Dans le cas ivoirien, les relations avec Paris ont toujours constitué un facteur d’équilibre, ou de tension, selon les conjonctures. Les opposants d’Ouattara l’accusent de préserver les intérêts français, notamment à travers la protection des entreprises hexagonales et des accords économiques asymétriques. Cette dépendance illustre la persistance d’un État extraverti (Bayart, 2006), où la légitimité interne se nourrit du soutien extérieur plus que de l’adhésion populaire.

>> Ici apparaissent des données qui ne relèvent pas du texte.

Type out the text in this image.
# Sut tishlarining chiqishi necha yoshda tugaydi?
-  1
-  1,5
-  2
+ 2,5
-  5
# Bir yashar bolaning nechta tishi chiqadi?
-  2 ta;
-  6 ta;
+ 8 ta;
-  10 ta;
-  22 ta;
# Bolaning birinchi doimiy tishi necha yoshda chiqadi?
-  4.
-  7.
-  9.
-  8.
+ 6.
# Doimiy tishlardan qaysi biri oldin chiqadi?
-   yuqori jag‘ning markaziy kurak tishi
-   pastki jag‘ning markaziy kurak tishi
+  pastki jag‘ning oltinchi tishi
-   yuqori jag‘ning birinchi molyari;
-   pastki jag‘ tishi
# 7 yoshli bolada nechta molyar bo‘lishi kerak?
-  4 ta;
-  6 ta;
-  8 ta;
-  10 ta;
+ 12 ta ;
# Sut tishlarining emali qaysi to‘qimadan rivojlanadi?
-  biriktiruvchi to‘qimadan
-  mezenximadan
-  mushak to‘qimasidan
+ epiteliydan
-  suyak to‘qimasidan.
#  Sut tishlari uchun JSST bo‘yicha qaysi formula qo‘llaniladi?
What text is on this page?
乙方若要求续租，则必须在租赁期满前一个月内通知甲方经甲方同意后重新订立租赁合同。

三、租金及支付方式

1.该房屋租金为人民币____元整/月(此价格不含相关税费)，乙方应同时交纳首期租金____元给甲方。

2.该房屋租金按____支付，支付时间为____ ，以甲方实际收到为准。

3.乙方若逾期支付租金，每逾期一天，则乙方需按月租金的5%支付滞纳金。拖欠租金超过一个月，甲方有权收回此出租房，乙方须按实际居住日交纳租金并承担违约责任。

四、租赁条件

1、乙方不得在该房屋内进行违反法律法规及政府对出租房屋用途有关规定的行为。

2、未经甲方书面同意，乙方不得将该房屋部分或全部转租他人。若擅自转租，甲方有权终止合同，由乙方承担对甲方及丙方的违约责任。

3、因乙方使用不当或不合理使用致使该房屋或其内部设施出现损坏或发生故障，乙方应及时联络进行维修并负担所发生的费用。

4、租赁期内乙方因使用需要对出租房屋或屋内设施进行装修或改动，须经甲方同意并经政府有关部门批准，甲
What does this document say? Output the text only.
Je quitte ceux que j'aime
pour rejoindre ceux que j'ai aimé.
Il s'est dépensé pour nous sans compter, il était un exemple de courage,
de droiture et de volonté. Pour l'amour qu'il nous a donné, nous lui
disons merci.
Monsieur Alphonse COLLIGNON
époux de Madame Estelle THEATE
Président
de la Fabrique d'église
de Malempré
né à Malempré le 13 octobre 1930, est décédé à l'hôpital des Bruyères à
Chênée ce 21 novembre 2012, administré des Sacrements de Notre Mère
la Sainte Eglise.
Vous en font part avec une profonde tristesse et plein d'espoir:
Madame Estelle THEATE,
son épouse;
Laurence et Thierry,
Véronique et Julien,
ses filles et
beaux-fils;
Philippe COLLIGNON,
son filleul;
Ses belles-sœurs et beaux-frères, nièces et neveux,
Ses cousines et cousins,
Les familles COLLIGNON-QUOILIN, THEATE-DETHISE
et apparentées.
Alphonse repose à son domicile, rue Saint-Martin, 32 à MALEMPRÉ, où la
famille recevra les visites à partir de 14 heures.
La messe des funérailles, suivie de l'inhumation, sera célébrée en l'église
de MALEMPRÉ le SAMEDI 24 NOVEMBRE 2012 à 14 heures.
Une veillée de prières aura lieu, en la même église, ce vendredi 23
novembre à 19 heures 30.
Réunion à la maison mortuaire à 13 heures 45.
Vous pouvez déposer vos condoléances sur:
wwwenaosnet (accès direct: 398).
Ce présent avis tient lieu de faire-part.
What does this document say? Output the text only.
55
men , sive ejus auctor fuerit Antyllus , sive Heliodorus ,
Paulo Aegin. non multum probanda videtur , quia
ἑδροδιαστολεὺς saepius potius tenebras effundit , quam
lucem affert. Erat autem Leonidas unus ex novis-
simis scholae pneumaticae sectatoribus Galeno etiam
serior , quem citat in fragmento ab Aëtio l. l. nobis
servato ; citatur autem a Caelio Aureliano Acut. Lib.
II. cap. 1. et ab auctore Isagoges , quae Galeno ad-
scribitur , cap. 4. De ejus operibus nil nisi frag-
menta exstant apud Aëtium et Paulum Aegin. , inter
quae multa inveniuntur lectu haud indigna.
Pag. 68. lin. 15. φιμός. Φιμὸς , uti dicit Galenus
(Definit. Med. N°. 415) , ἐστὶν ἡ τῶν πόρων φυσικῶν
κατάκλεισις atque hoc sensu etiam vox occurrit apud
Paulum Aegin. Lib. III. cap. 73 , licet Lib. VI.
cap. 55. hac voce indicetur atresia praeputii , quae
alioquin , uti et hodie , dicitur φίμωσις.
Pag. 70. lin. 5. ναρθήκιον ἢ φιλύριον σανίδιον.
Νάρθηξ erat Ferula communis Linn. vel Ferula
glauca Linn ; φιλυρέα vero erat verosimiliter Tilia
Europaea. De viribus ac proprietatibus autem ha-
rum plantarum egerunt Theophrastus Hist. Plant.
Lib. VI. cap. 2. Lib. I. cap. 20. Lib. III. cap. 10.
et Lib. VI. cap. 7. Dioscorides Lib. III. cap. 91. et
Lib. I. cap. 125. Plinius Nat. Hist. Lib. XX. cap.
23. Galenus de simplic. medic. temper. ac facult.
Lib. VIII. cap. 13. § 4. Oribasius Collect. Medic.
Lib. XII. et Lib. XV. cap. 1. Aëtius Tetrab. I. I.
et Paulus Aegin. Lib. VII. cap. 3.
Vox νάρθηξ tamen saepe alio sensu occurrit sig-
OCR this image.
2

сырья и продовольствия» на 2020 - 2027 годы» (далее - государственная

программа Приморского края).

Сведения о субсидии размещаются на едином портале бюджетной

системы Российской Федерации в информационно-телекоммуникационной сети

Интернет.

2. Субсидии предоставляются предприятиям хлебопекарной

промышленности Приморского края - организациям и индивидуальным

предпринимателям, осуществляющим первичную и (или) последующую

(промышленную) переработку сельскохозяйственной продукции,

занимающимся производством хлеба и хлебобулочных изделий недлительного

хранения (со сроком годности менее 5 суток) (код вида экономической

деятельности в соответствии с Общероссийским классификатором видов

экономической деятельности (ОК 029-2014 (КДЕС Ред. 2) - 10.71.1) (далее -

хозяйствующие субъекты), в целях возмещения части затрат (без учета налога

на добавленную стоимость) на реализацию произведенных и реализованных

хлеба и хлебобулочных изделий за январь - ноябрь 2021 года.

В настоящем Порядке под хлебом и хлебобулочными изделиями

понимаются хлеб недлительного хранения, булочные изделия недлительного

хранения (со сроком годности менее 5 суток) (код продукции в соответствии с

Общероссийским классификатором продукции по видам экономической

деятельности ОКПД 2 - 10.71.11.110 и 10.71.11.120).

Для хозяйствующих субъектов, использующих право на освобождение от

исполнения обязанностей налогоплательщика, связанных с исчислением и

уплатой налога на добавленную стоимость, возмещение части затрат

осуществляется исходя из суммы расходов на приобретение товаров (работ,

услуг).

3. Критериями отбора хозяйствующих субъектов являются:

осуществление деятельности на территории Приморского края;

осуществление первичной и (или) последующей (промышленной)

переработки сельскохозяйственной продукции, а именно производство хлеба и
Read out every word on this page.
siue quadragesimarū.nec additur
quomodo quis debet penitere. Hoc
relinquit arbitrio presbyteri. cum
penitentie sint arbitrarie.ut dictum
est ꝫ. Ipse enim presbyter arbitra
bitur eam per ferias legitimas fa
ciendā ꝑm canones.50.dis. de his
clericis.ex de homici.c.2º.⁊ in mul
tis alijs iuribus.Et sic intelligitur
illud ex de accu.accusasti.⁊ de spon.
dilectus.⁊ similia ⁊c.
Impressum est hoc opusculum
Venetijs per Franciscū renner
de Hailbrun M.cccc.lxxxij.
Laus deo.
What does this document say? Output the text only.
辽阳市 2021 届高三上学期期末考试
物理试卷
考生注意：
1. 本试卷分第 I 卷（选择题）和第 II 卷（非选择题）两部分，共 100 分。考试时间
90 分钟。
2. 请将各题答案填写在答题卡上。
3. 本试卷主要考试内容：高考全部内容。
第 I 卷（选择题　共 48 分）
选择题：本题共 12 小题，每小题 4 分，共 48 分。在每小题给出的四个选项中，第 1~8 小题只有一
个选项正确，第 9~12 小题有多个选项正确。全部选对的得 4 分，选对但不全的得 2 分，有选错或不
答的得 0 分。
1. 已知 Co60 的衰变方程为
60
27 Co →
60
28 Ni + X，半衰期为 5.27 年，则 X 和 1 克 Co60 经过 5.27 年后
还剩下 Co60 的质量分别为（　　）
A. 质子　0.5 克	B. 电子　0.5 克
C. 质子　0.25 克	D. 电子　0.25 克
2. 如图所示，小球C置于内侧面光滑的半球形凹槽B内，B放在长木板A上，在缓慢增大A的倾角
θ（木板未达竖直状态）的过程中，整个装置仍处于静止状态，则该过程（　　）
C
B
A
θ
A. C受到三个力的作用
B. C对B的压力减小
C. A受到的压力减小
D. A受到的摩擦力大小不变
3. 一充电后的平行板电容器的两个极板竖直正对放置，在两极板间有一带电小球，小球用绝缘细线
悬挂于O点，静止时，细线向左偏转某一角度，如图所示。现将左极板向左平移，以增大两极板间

Ainsi, le résultat « soviétique » du scrutin de 2025 peut aussi être lu comme une reconduction du pacte postcolonial, sous couvert de stabilité politique.

 

Le peuple face à l’inertie : vers une révolution citoyenne ?

 

Face à cette situation, une frange de la population ivoirienne exprime une forme de résignation politique, ce que Albert O. Hirschman (1970) qualifierait de stratégie d’« exit », le retrait silencieux plutôt que la confrontation ouverte. Pourtant, certains intellectuels et acteurs civiques appellent à une révolution, entendue non pas dans sa dimension violente, mais comme une refondation démocratique.

 

Dans la lignée des réflexions de Hannah Arendt (1963) sur la « révolution comme fondation de la liberté », il s’agirait moins de renverser le régime que de réinventer la citoyenneté : renforcer la société civile, exiger la transparence électorale et promouvoir des formes non-violentes de contestation. Les expériences récentes du Burkina Faso ou du Sénégal montrent que la mobilisation populaire peut infléchir les trajectoires politiques sans recourir à la guerre civile. Ainsi, la « révolution » souhaitée par certains analystes ivoiriens renvoie à une réappropriation du pouvoir symbolique par le peuple : observer, documenter, contester et proposer. Elle suppose une mutation culturelle où l’obéissance passive cède la place à une citoyenneté active et critique.

 

Le triomphe électoral d’Alassane Ouattara, par son ampleur, met en lumière les limites de la démocratie électorale en Afrique francophone. Derrière l’apparente stabilité, se dessinent les lignes de fracture d’un système politique en tension entre hégémonie présidentielle, dépendance postcoloniale et aspirations populaires à la souveraineté réelle. La Côte d’Ivoire se trouve, une fois encore, à la croisée des chemins : consolider un ordre politique autoritaire sous couvert d’efficacité, ou s’engager dans une transformation citoyenne fondée sur la responsabilité collective et la transparence.

 

Comme le rappelait Amartya Sen (1999), « le développement est avant tout une liberté ». C’est peut-être dans cette liberté, conquise pacifiquement par le peuple ivoirien, que réside la véritable révolution à venir.